Bitcoin has soared to a record high price after Elon Musk’s Tesla announced it had bought $1.9 billion of the cryptocurrency, and that it will soon accept it as payment.
Buried in Tesla’s 2020 annual report was an announcement that the tech firm had bought $US1.5 billion of bitcoin, equally nearly 8 per cent of the company’s total reserves.
It’s another major milestone for the cryptocurrency’s mainstream adoption, and saw the price of bitcoin rise by about 13 percent to hit a record high of $60,048.
This is a big increase from late last year, when the price of one bitcoin hit $24,320.
At the time, there was widespread hope that bitcoin would reach $US20,000 by the end of 2020.
It has now risen by more than this amount in just the first six weeks of 2021, hitting $US46,074 as of Tuesday morning.
Tesla said the acquisition of bitcoin is part of its strategy to give the company “more flexibility to further diversify and maximise returns on our cash that is not required to maintain adequate operating liquidity”.
“We invested an aggregate $US1.50 billion in bitcoin under this policy and may acquire and hold digital assets from time to time or long-term,” the company said in the SEC filing.
Tesla did not make a big song and dance of the purchase, burying the information deep in its annual report under a nondescript headline.
The big reveal even led to some cryptocurrency exchanges experiencing technical issues due to an influx in interest.
The company also announced that it would soon accept bitcoin as payment for its range of vehicles.
“We expect to be accepting bitcoin as a form of payment for our products in the near future, subject to applicable laws and initially on a limited basis, which we may or may not liquidate upon receipt,” Tesla’s statement said.
In the announcement, Tesla did admit that cryptocurrencies are still “highly volatile”.
Musk, the founder and CEO of Tesla, has shown significant support for bitcoin and other cryptocurrencies recently.
For a short-time the entrepreneur’s Twitter bio simply read “#bitcoin”, and he told a Clubhouse meeting that “bitcoin is a good thing” and he should’ve bought into it nearly a decade ago.
Just last week Musk said that bitcoin was “on the verge” of being more widely accepted in the mainstream.
Musk also recently drove up the price of the meme-based cryptocurrency Dogecoin with a series of tweets in support of it.

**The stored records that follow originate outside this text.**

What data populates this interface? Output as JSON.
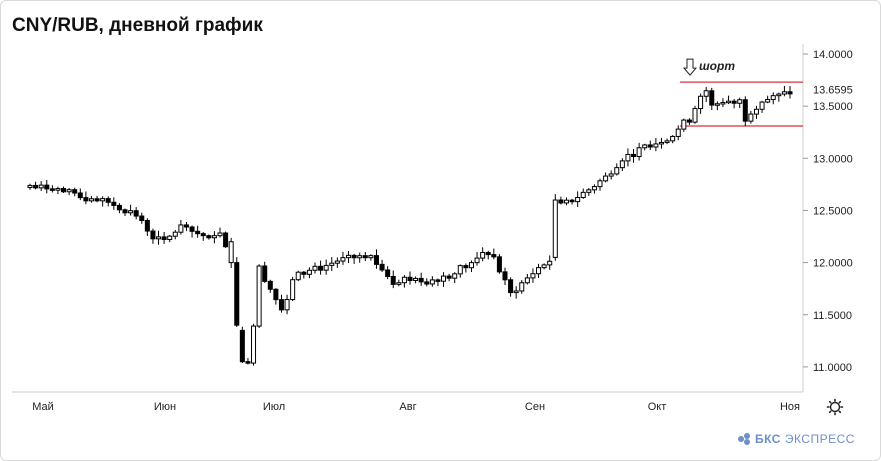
{
  "title": "CNY/RUB, дневной график",
  "logo": {
    "brand": "БКС",
    "product": "ЭКСПРЕСС"
  },
  "settings_icon": "gear-icon",
  "colors": {
    "up": "#ffffff",
    "down": "#000000",
    "level": "#d4333c",
    "logo": "#6f8fc9"
  },
  "chart_data": {
    "type": "candlestick",
    "instrument": "CNY/RUB",
    "timeframe": "дневной",
    "x_labels": [
      "Май",
      "Июн",
      "Июл",
      "Авг",
      "Сен",
      "Окт",
      "Ноя"
    ],
    "y_ticks": [
      "14.0000",
      "13.5000",
      "13.0000",
      "12.5000",
      "12.0000",
      "11.5000",
      "11.0000"
    ],
    "ylim": [
      10.85,
      14.1
    ],
    "last_price": "13.6595",
    "levels": [
      {
        "name": "resistance",
        "value": 13.73
      },
      {
        "name": "support",
        "value": 13.31
      }
    ],
    "annotation": {
      "text": "шорт",
      "value": 13.75
    },
    "grid": false,
    "anchors": [
      [
        0,
        12.72
      ],
      [
        4,
        12.72
      ],
      [
        9,
        12.62
      ],
      [
        14,
        12.58
      ],
      [
        19,
        12.45
      ],
      [
        22,
        12.25
      ],
      [
        24,
        12.2
      ],
      [
        27,
        12.35
      ],
      [
        30,
        12.28
      ],
      [
        33,
        12.22
      ],
      [
        34,
        12.3
      ],
      [
        35,
        12.18
      ],
      [
        37,
        11.95
      ],
      [
        38,
        11.5
      ],
      [
        39,
        11.05
      ],
      [
        40,
        11.4
      ],
      [
        41,
        11.95
      ],
      [
        43,
        11.75
      ],
      [
        45,
        11.55
      ],
      [
        46,
        11.62
      ],
      [
        47,
        11.85
      ],
      [
        49,
        11.92
      ],
      [
        52,
        11.95
      ],
      [
        55,
        12.02
      ],
      [
        58,
        12.05
      ],
      [
        61,
        12.02
      ],
      [
        63,
        11.95
      ],
      [
        65,
        11.82
      ],
      [
        67,
        11.85
      ],
      [
        70,
        11.82
      ],
      [
        73,
        11.85
      ],
      [
        76,
        11.92
      ],
      [
        78,
        11.98
      ],
      [
        80,
        12.02
      ],
      [
        82,
        12.12
      ],
      [
        83,
        12.05
      ],
      [
        84,
        11.92
      ],
      [
        86,
        11.7
      ],
      [
        87,
        11.75
      ],
      [
        89,
        11.85
      ],
      [
        91,
        11.95
      ],
      [
        93,
        12.02
      ],
      [
        94,
        12.3
      ],
      [
        95,
        12.55
      ],
      [
        97,
        12.6
      ],
      [
        100,
        12.7
      ],
      [
        103,
        12.82
      ],
      [
        106,
        13.0
      ],
      [
        109,
        13.08
      ],
      [
        112,
        13.15
      ],
      [
        115,
        13.22
      ],
      [
        118,
        13.4
      ],
      [
        120,
        13.6
      ],
      [
        121,
        13.65
      ],
      [
        122,
        13.5
      ],
      [
        124,
        13.55
      ],
      [
        127,
        13.55
      ],
      [
        128,
        13.38
      ],
      [
        129,
        13.45
      ],
      [
        131,
        13.55
      ],
      [
        134,
        13.6
      ],
      [
        136,
        13.64
      ]
    ],
    "big_candles": [
      {
        "index": 36,
        "open": 12.0,
        "close": 12.2
      },
      {
        "index": 37,
        "open": 12.0,
        "close": 11.4
      },
      {
        "index": 38,
        "open": 11.35,
        "close": 11.05
      },
      {
        "index": 94,
        "open": 12.05,
        "close": 12.6
      }
    ],
    "seed": 7
  }
}
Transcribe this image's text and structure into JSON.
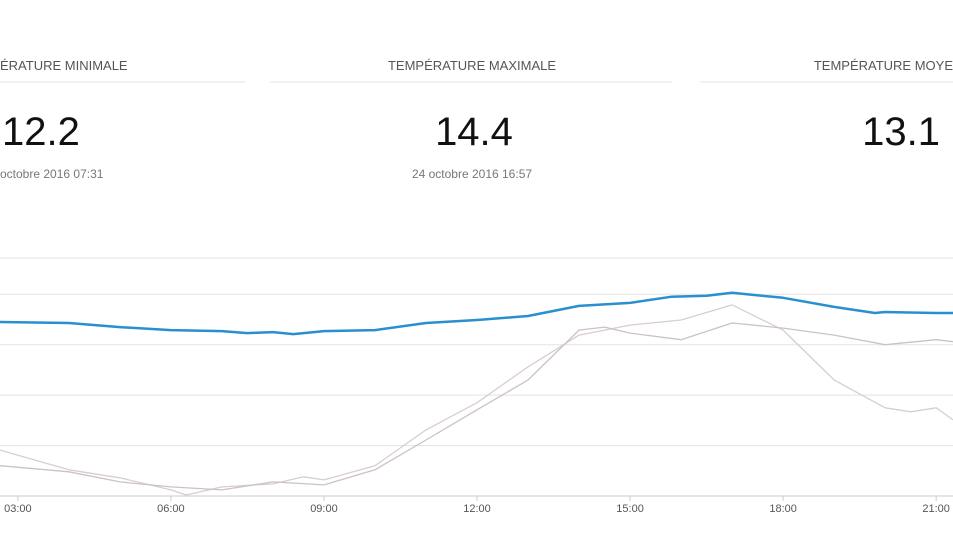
{
  "stats": [
    {
      "title": "ÉRATURE MINIMALE",
      "value": "12.2",
      "date": "octobre 2016 07:31"
    },
    {
      "title": "TEMPÉRATURE MAXIMALE",
      "value": "14.4",
      "date": "24 octobre 2016 16:57"
    },
    {
      "title": "TEMPÉRATURE MOYE",
      "value": "13.1"
    }
  ],
  "chart_data": {
    "type": "line",
    "xlim": [
      2.65,
      21.33
    ],
    "xticks": [
      {
        "value": 3,
        "label": "03:00"
      },
      {
        "value": 6,
        "label": "06:00"
      },
      {
        "value": 9,
        "label": "09:00"
      },
      {
        "value": 12,
        "label": "12:00"
      },
      {
        "value": 15,
        "label": "15:00"
      },
      {
        "value": 18,
        "label": "18:00"
      },
      {
        "value": 21,
        "label": "21:00"
      }
    ],
    "ylim": [
      0,
      4.72
    ],
    "yticks": [
      0,
      1,
      2,
      3,
      4,
      4.72
    ],
    "grid": true,
    "series": [
      {
        "color": "#d8cdd0",
        "x": [
          2.65,
          4,
          5,
          6,
          6.3,
          7,
          8,
          8.6,
          9,
          10,
          11,
          12,
          13,
          14,
          15,
          16,
          17,
          18,
          19,
          20,
          20.5,
          21,
          21.33
        ],
        "values": [
          0.91,
          0.52,
          0.36,
          0.12,
          0.02,
          0.18,
          0.24,
          0.38,
          0.32,
          0.6,
          1.31,
          1.85,
          2.56,
          3.19,
          3.39,
          3.49,
          3.79,
          3.29,
          2.3,
          1.75,
          1.67,
          1.75,
          1.51
        ]
      },
      {
        "color": "#cbc2c6",
        "x": [
          2.65,
          4,
          5,
          6,
          7,
          8,
          9,
          10,
          11,
          12,
          13,
          14,
          14.5,
          15,
          16,
          17,
          18,
          19,
          20,
          21,
          21.33
        ],
        "values": [
          0.6,
          0.48,
          0.28,
          0.18,
          0.12,
          0.28,
          0.22,
          0.52,
          1.11,
          1.71,
          2.3,
          3.29,
          3.35,
          3.23,
          3.1,
          3.43,
          3.33,
          3.19,
          3.0,
          3.1,
          3.06
        ]
      },
      {
        "color": "#2a8fcf",
        "x": [
          2.65,
          4,
          5,
          6,
          7,
          7.5,
          8,
          8.4,
          9,
          10,
          11,
          12,
          13,
          14,
          15,
          15.8,
          16.5,
          17,
          18,
          19,
          19.8,
          20,
          21,
          21.33
        ],
        "values": [
          3.45,
          3.43,
          3.35,
          3.29,
          3.27,
          3.23,
          3.25,
          3.21,
          3.27,
          3.29,
          3.43,
          3.49,
          3.57,
          3.77,
          3.83,
          3.95,
          3.97,
          4.03,
          3.93,
          3.75,
          3.63,
          3.65,
          3.63,
          3.63
        ]
      }
    ]
  }
}
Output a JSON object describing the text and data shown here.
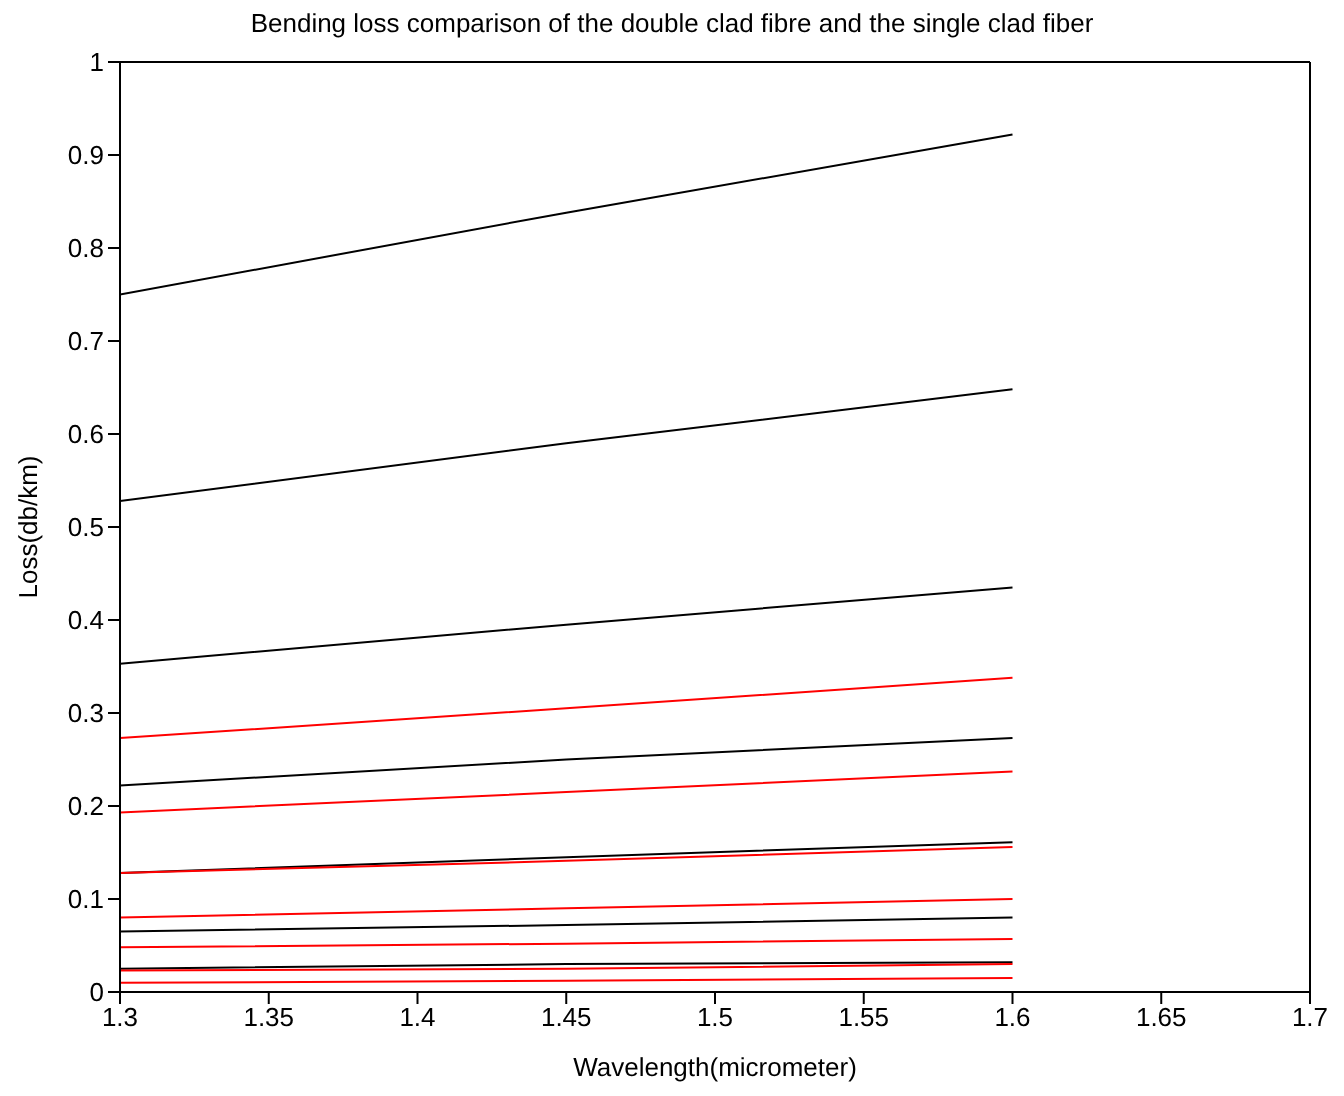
{
  "chart_data": {
    "type": "line",
    "title": "Bending loss comparison of the double clad fibre and the single clad fiber",
    "xlabel": "Wavelength(micrometer)",
    "ylabel": "Loss(db/km)",
    "x": [
      1.3,
      1.45,
      1.6
    ],
    "series": [
      {
        "color": "#000000",
        "values": [
          0.75,
          0.838,
          0.922
        ]
      },
      {
        "color": "#000000",
        "values": [
          0.528,
          0.59,
          0.648
        ]
      },
      {
        "color": "#000000",
        "values": [
          0.353,
          0.395,
          0.435
        ]
      },
      {
        "color": "#ff0000",
        "values": [
          0.273,
          0.305,
          0.338
        ]
      },
      {
        "color": "#000000",
        "values": [
          0.222,
          0.25,
          0.273
        ]
      },
      {
        "color": "#ff0000",
        "values": [
          0.193,
          0.215,
          0.237
        ]
      },
      {
        "color": "#000000",
        "values": [
          0.128,
          0.145,
          0.161
        ]
      },
      {
        "color": "#ff0000",
        "values": [
          0.128,
          0.141,
          0.156
        ]
      },
      {
        "color": "#ff0000",
        "values": [
          0.08,
          0.09,
          0.1
        ]
      },
      {
        "color": "#000000",
        "values": [
          0.065,
          0.072,
          0.08
        ]
      },
      {
        "color": "#ff0000",
        "values": [
          0.048,
          0.052,
          0.057
        ]
      },
      {
        "color": "#000000",
        "values": [
          0.025,
          0.03,
          0.032
        ]
      },
      {
        "color": "#ff0000",
        "values": [
          0.023,
          0.025,
          0.03
        ]
      },
      {
        "color": "#ff0000",
        "values": [
          0.01,
          0.012,
          0.015
        ]
      }
    ],
    "xlim": [
      1.3,
      1.7
    ],
    "xticks": [
      1.3,
      1.35,
      1.4,
      1.45,
      1.5,
      1.55,
      1.6,
      1.65,
      1.7
    ],
    "ylim": [
      0,
      1
    ],
    "yticks": [
      0,
      0.1,
      0.2,
      0.3,
      0.4,
      0.5,
      0.6,
      0.7,
      0.8,
      0.9,
      1
    ],
    "marker": "none",
    "line_style": "solid"
  }
}
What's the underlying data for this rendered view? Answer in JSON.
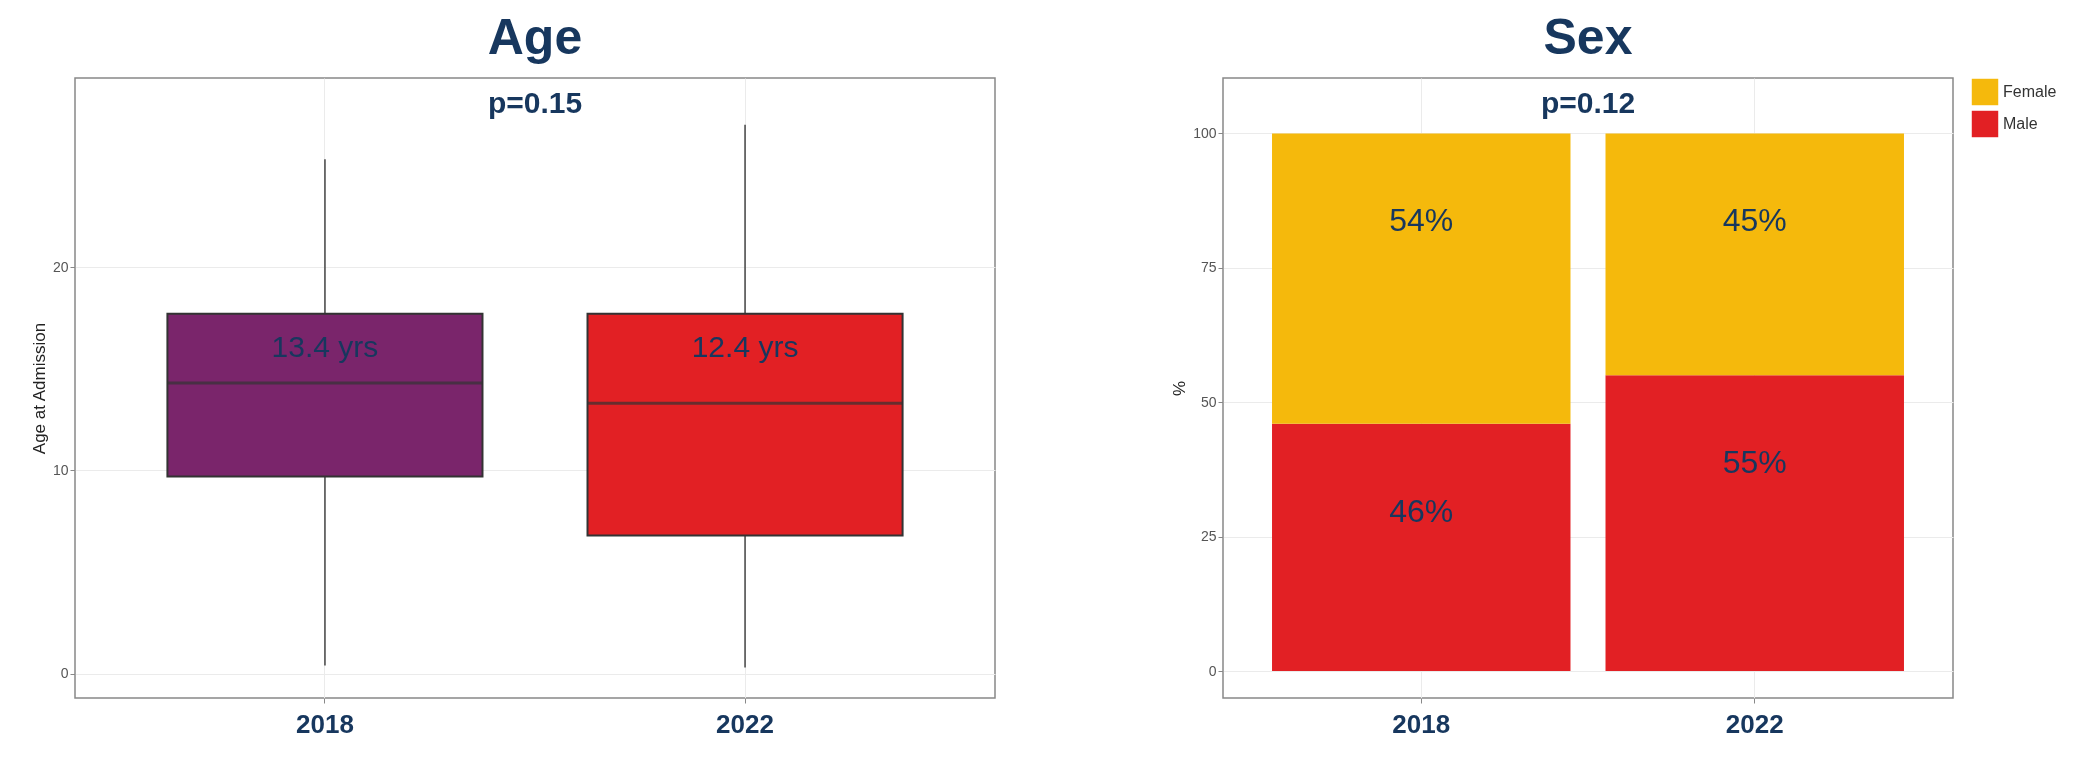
{
  "chart_data": [
    {
      "type": "box",
      "title": "Age",
      "ylabel": "Age at Admission",
      "categories": [
        "2018",
        "2022"
      ],
      "boxes": [
        {
          "low": 0.4,
          "q1": 9.7,
          "median": 14.3,
          "q3": 17.7,
          "high": 25.3
        },
        {
          "low": 0.3,
          "q1": 6.8,
          "median": 13.3,
          "q3": 17.7,
          "high": 27.0
        }
      ],
      "colors": [
        "#7a256b",
        "#e22024"
      ],
      "ylim": [
        -1.2,
        29.3
      ],
      "yticks": [
        0,
        10,
        20
      ],
      "grid": true,
      "annotations": [
        "p=0.15",
        "13.4 yrs",
        "12.4 yrs"
      ]
    },
    {
      "type": "bar",
      "title": "Sex",
      "ylabel": "%",
      "categories": [
        "2018",
        "2022"
      ],
      "stacked": true,
      "series": [
        {
          "name": "Male",
          "color": "#e22024",
          "values": [
            46,
            55
          ],
          "value_labels": [
            "46%",
            "55%"
          ]
        },
        {
          "name": "Female",
          "color": "#f5b90c",
          "values": [
            54,
            45
          ],
          "value_labels": [
            "54%",
            "45%"
          ]
        }
      ],
      "ylim": [
        -5,
        110.3
      ],
      "yticks": [
        0,
        25,
        50,
        75,
        100
      ],
      "grid": true,
      "legend": "right",
      "annotations": [
        "p=0.12"
      ]
    }
  ]
}
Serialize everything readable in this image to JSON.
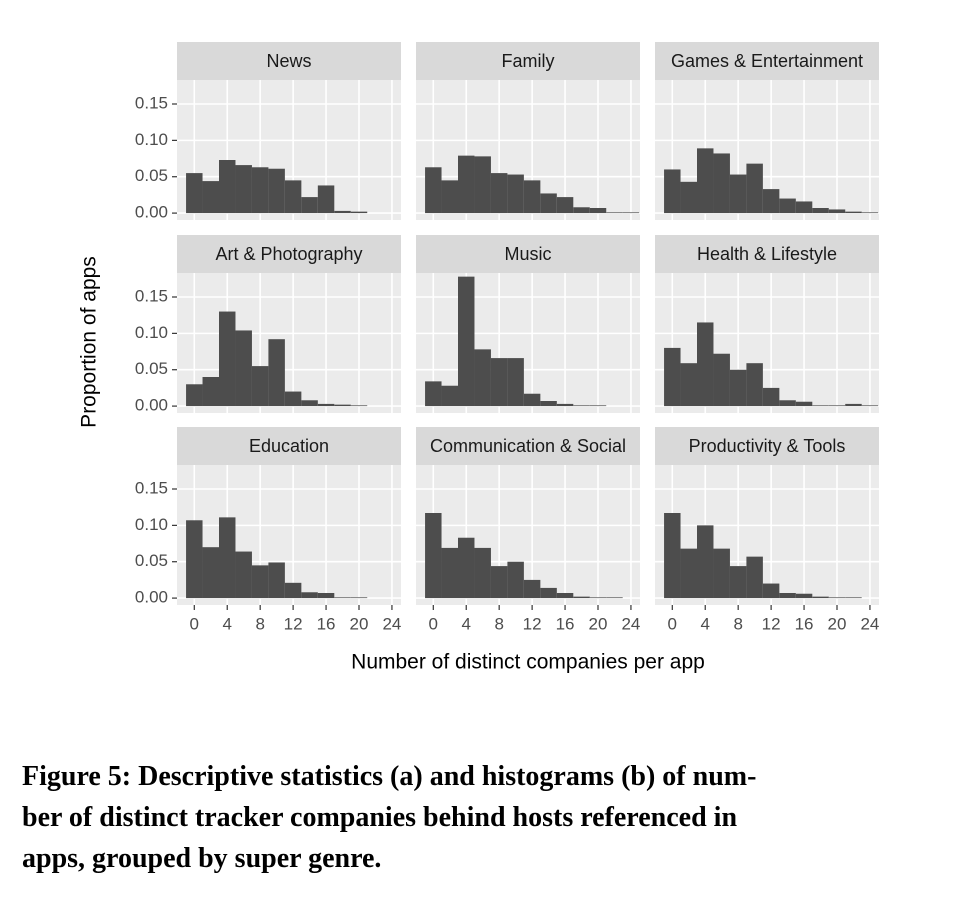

Musk’s tweets earlier this week led to the price of Dogecoin jumping by more than 50 per cent in just a day.
It was a good 2020 for Musk, with a meteoric rise for Tesla lifting him to the title of the world’s richest person. Musk is now worth an estimated $250 billion, taking over from Amazon’s Jeff Bezos as the world’s wealthiest individual.
A number of other major tech firms have announced similar plans to start accepting cryptocurrencies as payment in recent months.
Late last year, PayPal confirmed it would soon let its users buy, sell and hold bitcoin and other cryptocurrencies such as Ethereum, saying that widespread adoption of the technology was “inevitable”.
Tesla’s announcement has also one-upped payments tech firm Square, which in October last year bought $70 million of bitcoin on the bet it will eventually be the “ubiquitous currency”.
Cryptocurrency’s journey to the mainstream continues to pick up steam. A survey last year found that nearly half of the respondents trusted bitcoin more than the big banks, and that 44 per cent of millennials had plans to buy some of the cryptocurrency in the next five years.
Hopefully Tesla is storing its password for the company’s new bitcoin in a safe place, after a programmer with more than 7,000 bitcoin forgot the password to the hard drive storing his cryptocurrency. With this week’s price rise, his stash is now worth more than $420 million.